Carl decided to “float” the house to maximise the views and because there was an existing house in front of the property – no point looking into walls if you can be looking at sky and mountains. What is lovely here, and so unlike England, is that it’s not a landscape of walls, fences and gates. The entrance is quite open and leads you directly through into the courtyard, from where you enter the house. Through the glass doors and high windows, the landscape, back to its natural state, is reflected from all sides. The custom-designed moveable walls of slatted timber can be opened or closed for privacy and security. The second bedroom suite is separated from the main house by a courtyard; whoever is staying there can have the same level of privacy as I do. The writer’s box, with views of the east valley, suspended and floating in the air, is my centre of operations – the mothership as I call it – and is a place of calm and inspiration.
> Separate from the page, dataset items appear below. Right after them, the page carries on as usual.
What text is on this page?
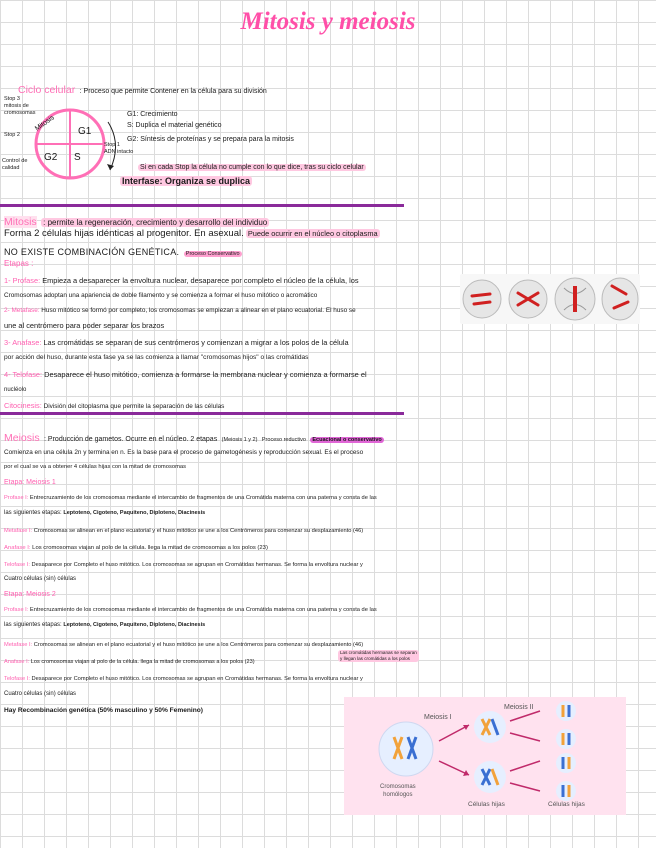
Mitosis y meiosis
Ciclo celular : Proceso que permite Contener en la célula para su división
Stop 3
mitosis de
cromosomas
Stop 2
Control de
calidad
Mitosis G1
G2 S
G1: Crecimiento
S: Duplica el material genético
G2: Síntesis de proteínas y se prepara para la mitosis
Stop 1
ADN intacto
Si en cada Stop la célula no cumple con lo que dice, tras su ciclo celular
Interfase: Organiza se duplica
Mitosis : permite la regeneración, crecimiento y desarrollo del individuo
Forma 2 células hijas idénticas al progenitor. En asexual. Puede ocurrir en el núcleo o citoplasma
NO EXISTE COMBINACIÓN GENÉTICA. Proceso Conservativo
Etapas :
1- Profase: Empieza a desaparecer la envoltura nuclear, desaparece por completo el núcleo de la célula, los
Cromosomas adoptan una apariencia de doble filamento y se comienza a formar el huso mitótico o acromático
2- Metafase: Huso mitótico se formó por completo, los cromosomas se empiezan a alinear en el plano ecuatorial. El huso se
une al centrómero para poder separar los brazos
3- Anafase: Las cromátidas se separan de sus centrómeros y comienzan a migrar a los polos de la célula
por acción del huso, durante esta fase ya se las comienza a llamar "cromosomas hijos" o las cromátidas
4- Telofase: Desaparece el huso mitótico, comienza a formarse la membrana nuclear y comienza a formarse el
nucléolo
Citocinesis: División del citoplasma que permite la separación de las células
Meiosis : Producción de gametos. Ocurre en el núcleo. 2 etapas (Meiosis 1 y 2) Proceso reductivo Ecuacional o conservativo
Comienza en una célula 2n y termina en n. Es la base para el proceso de gametogénesis y reproducción sexual. Es el proceso
por el cual se va a obtener 4 células hijas con la mitad de cromosomas
Etapa: Meiosis 1
Profase I: Entrecruzamiento de los cromosomas mediante el intercambio de fragmentos de una Cromátida materna con una paterna y consta de las
las siguientes etapas: Leptoteno, Cigoteno, Paquiteno, Diploteno, Diacinesis
Metafase I: Cromosomas se alinean en el plano ecuatorial y el huso mitótico se une a los Centrómeros para comenzar su desplazamiento (46)
Anafase I: Los cromosomas viajan al polo de la célula. llega la mitad de cromosomas a los polos (23)
Telofase I: Desaparece por Completo el huso mitótico. Los cromosomas se agrupan en Cromátidas hermanas. Se forma la envoltura nuclear y
Cuatro células (sin) células
Etapa: Meiosis 2
Profase I: Entrecruzamiento de los cromosomas mediante el intercambio de fragmentos de una Cromátida materna con una paterna y consta de las
las siguientes etapas: Leptoteno, Cigoteno, Paquiteno, Diploteno, Diacinesis
Metafase I: Cromosomas se alinean en el plano ecuatorial y el huso mitótico se une a los Centrómeros para comenzar su desplazamiento (46)
Anafase I: Los cromosomas viajan al polo de la célula. llega la mitad de cromosomas a los polos (23)
Las cromátidas hermanas se separan
y llegan las cromátidas a los polos
Telofase I: Desaparece por Completo el huso mitótico. Los cromosomas se agrupan en Cromátidas hermanas. Se forma la envoltura nuclear y
Cuatro células (sin) células
Hay Recombinación genética (50% masculino y 50% Femenino)
Meiosis I
Meiosis II
Cromosomas
homólogos
Células hijas	Células hijas
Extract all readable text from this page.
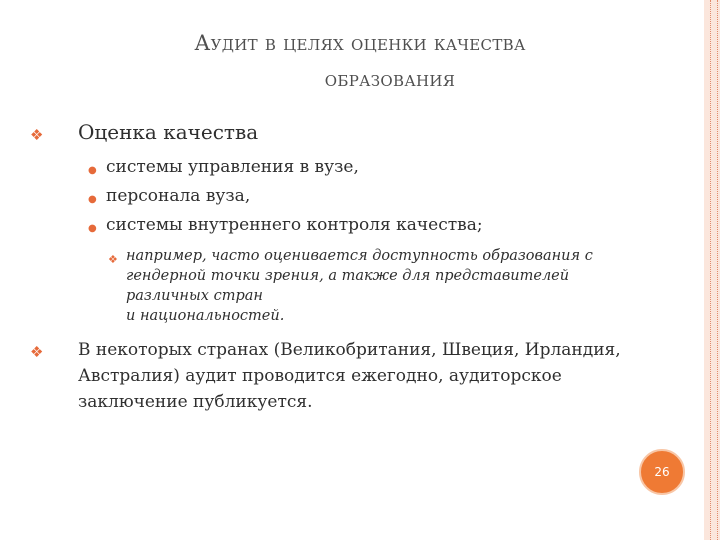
Аудит в целях оценки качества
образования
❖ Оценка качества
● системы управления в вузе,
● персонала вуза,
● системы внутреннего контроля качества;
❖ например, часто оценивается доступность образования с
гендерной точки зрения, а также для представителей
различных стран
и национальностей.
❖ В некоторых странах (Великобритания, Швеция, Ирландия,
Австралия) аудит проводится ежегодно, аудиторское
заключение публикуется.
26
The steel structure of the house is anchored in the ground by heavy stone on the western side and becomes lighter towards the east as it starts to float. The mono-pitched roof catches run-off, which is used to water the garden and fill the eco pool and pond.

During the two-year build I was based in the UK. These days, as long as there is mutual trust and good communication, it doesn’t make a whole lot of difference if the homeowner is on site or not. For me it was a pretty stress-free experience, thanks to Carl and his team, construction manager Conway McCreanor, the engineer, the steel and the glass contractors, the kitchen and joinery designer, the landscapers, and the workers on the ground.

At the end of 2018, I packed up my London house and my cats and dog and made the transition. After a lifetime away, I have come home.